Black Professionals - Against All Odds

Elijah Cummings, Karla Swinton, and Z Scott discuss various workplace challenges they’ve faced as Black professionals. AGAINST ALL ODDS: The Fight for a Black Middle Class premieres on Monday, March 6th at 10PM on THIRTEEN.


ELIJAH CUMMINGS: My father, when he came home from work he would always sit in his car.

I don't care how cold it was, or how hot it was, and I said "dad, why do you do that?

Why did you just do that?"

He said "because the pain, the racism and stuff I was going through was so rough on me,

I wanted to make sure I did not come into my family angry and then take it out on them."

KARLA SWINTON: We used to call it, you wear the mask,

so you can take your mask off when you come home.

It just means that you put on a different face.

There's certain things you hear at work where if you weren't at work

you were in a different situation you might have blown up at them.

If someone said something to you that you felt could be perceived as racially offensive at work

you don't blow up. You just kind of take it in stride, you take a breath, you keep moving.

Z SCOTT: I remember my first year as a federal prosecutor.

The things that happened in the office,

people coming up to you and ask you to type.

Type, you know, type for them.

And going in the courtrooms, people assuming that you were the court clerk,

asking you when the judge is going to come on the bench

And I recall a friend of mine, we were working together, she went to court

as a government attorney.

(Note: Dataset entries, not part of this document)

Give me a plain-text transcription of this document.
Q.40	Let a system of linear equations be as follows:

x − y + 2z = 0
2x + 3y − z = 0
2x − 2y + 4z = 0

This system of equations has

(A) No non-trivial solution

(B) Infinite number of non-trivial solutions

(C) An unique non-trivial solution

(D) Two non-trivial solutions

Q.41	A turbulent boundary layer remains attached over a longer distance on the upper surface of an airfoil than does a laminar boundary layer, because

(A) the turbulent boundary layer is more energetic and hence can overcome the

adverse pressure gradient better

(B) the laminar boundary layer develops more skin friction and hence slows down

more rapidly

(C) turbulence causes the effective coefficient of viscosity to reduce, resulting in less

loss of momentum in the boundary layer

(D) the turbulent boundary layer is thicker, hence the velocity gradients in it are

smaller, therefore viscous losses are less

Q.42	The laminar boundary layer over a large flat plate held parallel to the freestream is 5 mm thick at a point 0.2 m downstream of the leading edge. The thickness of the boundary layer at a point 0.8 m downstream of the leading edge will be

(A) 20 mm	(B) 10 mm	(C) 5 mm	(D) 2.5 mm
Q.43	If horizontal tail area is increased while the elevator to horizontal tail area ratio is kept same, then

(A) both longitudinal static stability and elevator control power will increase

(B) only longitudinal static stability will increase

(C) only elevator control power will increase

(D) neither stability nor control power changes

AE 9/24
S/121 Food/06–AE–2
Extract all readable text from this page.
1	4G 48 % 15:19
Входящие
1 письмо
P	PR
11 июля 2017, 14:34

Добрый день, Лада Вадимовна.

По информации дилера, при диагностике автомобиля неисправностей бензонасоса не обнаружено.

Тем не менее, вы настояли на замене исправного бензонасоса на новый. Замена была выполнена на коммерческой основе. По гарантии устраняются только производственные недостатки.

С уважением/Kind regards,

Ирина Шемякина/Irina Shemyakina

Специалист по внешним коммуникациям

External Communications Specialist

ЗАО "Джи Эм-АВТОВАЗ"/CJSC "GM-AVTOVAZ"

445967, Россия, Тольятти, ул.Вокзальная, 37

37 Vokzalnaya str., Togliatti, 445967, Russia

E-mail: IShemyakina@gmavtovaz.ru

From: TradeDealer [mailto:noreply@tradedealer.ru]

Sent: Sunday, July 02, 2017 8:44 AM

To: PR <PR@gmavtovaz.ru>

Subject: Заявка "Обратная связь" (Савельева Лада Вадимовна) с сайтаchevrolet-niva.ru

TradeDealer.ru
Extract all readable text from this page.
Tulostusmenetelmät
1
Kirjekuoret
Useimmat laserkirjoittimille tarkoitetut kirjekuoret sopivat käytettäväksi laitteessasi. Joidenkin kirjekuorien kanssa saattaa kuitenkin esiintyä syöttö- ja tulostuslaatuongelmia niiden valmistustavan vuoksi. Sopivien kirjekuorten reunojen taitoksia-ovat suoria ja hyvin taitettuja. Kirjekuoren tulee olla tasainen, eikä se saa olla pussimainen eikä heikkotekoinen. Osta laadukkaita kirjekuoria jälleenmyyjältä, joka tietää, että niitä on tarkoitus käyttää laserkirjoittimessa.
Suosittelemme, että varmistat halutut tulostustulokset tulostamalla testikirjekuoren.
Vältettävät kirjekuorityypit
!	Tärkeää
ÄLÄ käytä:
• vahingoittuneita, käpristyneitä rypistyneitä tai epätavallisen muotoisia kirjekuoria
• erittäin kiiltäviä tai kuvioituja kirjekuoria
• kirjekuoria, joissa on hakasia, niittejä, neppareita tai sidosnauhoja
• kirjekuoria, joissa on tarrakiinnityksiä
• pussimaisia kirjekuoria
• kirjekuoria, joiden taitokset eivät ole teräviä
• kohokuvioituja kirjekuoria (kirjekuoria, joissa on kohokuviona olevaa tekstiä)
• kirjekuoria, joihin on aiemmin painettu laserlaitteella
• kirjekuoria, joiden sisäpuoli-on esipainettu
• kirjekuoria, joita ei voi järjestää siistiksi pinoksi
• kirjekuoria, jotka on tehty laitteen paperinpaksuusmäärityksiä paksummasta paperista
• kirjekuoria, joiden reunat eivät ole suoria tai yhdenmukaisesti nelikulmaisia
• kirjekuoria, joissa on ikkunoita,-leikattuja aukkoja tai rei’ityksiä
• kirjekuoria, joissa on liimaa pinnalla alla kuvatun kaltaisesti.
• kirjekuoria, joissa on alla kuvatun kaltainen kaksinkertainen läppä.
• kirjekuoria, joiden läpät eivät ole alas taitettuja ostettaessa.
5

She was black and the judge said it would be great

if the government had shown up because he assumed that she was black,

that meant she was the defendant in the case.

Things like that that happened day in and day out.

And you know I think as black professionals we are all suppressing a certain amount of rage.

You know the rage from being you know, people treating as if, you, as if you're not competent.

That you don't deserve to be in the chair that you're sitting in.

And it's something that you have to manage, but it's just not healthy to live like that.